Crawling (also sometimes called “spidering”) is a common technique computers use to discover the content of a website. Major search engines like Google rely on crawling, as does Silktide.
Crawling is a simple process:
- Download a webpage
- Remember all the pages that webpage links to
- If you have pages you haven’t downloaded yet, repeat from #1
This is somewhat simplified, but it illustrates several important concepts:
You can only crawl pages that are linked to
If a page hasn’t been linked to from another page, there is no way for crawling to discover it. This is important in both Silktide and Google. For example, a web address that is written on a poster but never linked to elsewhere on your website is known as an ‘orphaned page’ and will never be crawled.
Orphaned pages can be tested in Silktide by manually adding the page URL(s) to a website report.
Crawling takes time
To crawl a website, a page must be downloaded to find new links, then follow those links and test any new pages… and so on, until all pages are found.

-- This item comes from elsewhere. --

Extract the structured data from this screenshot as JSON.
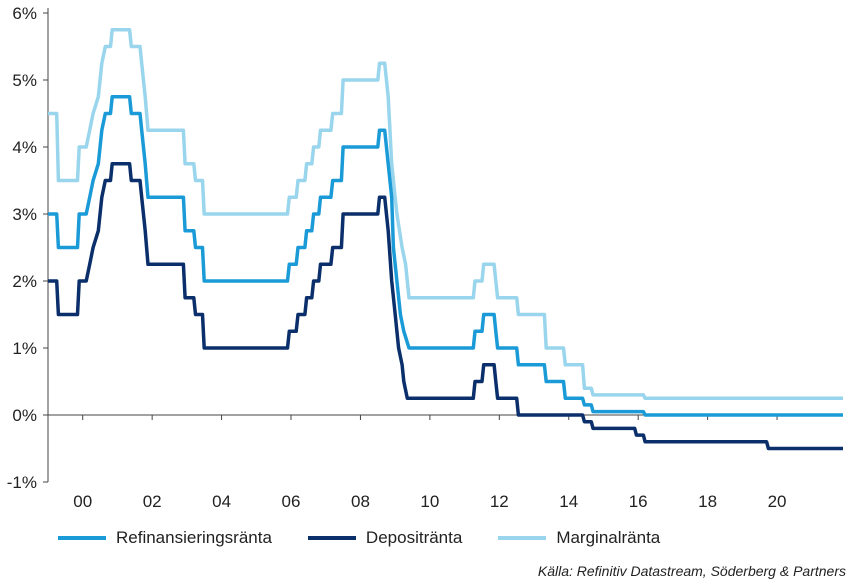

Most crawlers – including Google and Silktide – will download multiple pages at once to speed this process up, but it still takes time. If you try to download a website too quickly, you can put too much demand on the website and cause it to crash.
In order to prevent significant load on your website servers, Silktide limits the number of simultaneous connections to 6, equivalent to 6 regular website users browsing simultaneously.
Crawling can go on forever
Some websites might include so-called ‘spider traps’, which can cause a crawler to go on crawling forever.
A common example might be a calendar widget. Typically a calendar contains link to view the next day, and next day, and so on. These can continue until the year 300,000 AD and beyond. A crawler doesn’t understand that following these links makes no sense, and will continue to try to find the end of a series of URLs that can go on forever.
As a result, most crawlers have some built-in constraints to make them give up if they find too many pages. Often these constraints can also prevent ‘real’ pages that you want to test from being discovered.
Using custom rules, Silktide can be configured to ignore the URLs that lead to spider traps, while ensuring that the relevant pages you do want to test are included in your website reports.